Academic background
- Education: BSc, Exercise Science, 1992, Concordia University MSc, Exercise and Health Science, 1994, York University PhD, 2010, University of Ottawa
- Thesis: What is the role of systematic reviews in tackling health inequity? (2010)

Academic work
- Institutions: Bruyère Research Institute

= Vivian Welch =

Canadian clinical epidemiology methodologist

Vivian Andrea Welch (née Robinson) is a Canadian clinical epidemiology methodologist and population health researcher. She is an associate professor at the University of Ottawa's School of Epidemiology and Public Health and Editor in Chief of the Campbell Collaboration.
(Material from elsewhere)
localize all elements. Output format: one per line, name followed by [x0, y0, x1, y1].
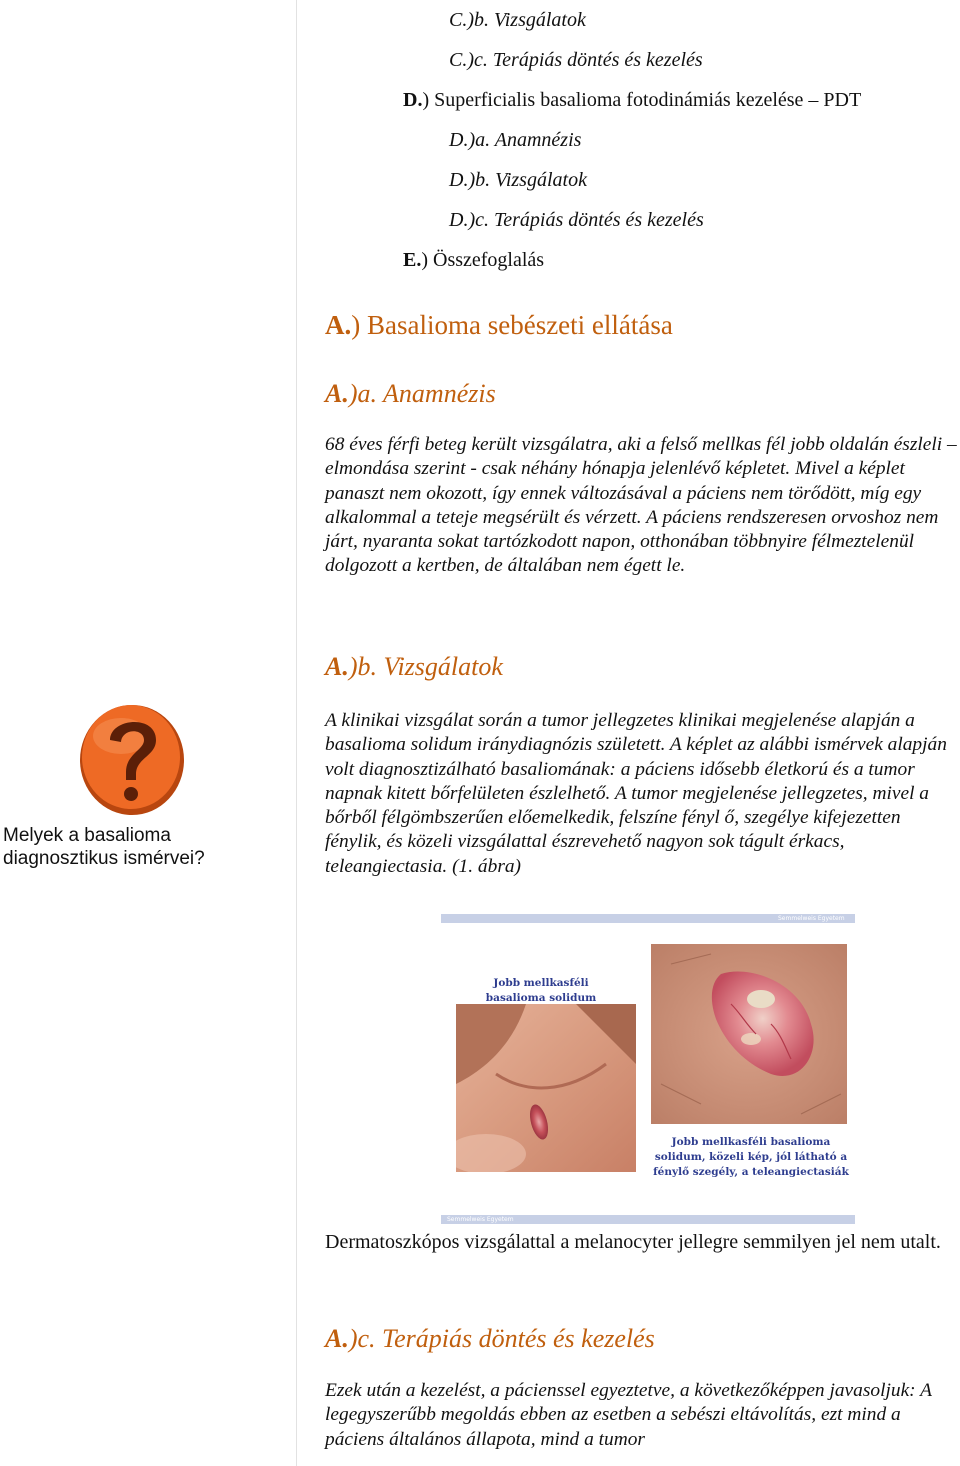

==Early life and education==
Welch earned her Bachelor of Science degree from Concordia University before moving to Ontario for her Master's degree from York University and PhD from the University of Ottawa under Peter Tugwell. While attending Concordia, she received The Francis J. Dowling Scholarship in athletic therapy and was named to the Faculty of Arts and Science
Dean's List.

==Career==
Upon completing her PhD, Welch joined the faculty at the University of Ottawa's Bruyère Research Institute (BRI) as their deputy director. While serving in this role, she also became the co-convenor of the Campbell and Cochrane Equity Methods Group. In 2016, Welch was appointed the co-manager of a data research program at the BRI to conduct research that describes, evaluates, and improves care for Ontario's ageing population. She was also the Principal investigator of a study that found that mass deworming campaigns had little effect on children’s health in low- and middle-income countries.

As a result of her academic accomplishments, Welch was appointed the inaugural Editor in Chief of the Campbell Collaboration and recognized as a Canadian leader in global health. In 2019, Welch was promoted from assistant professor to associate professor in the School of Epidemiology and Public Health.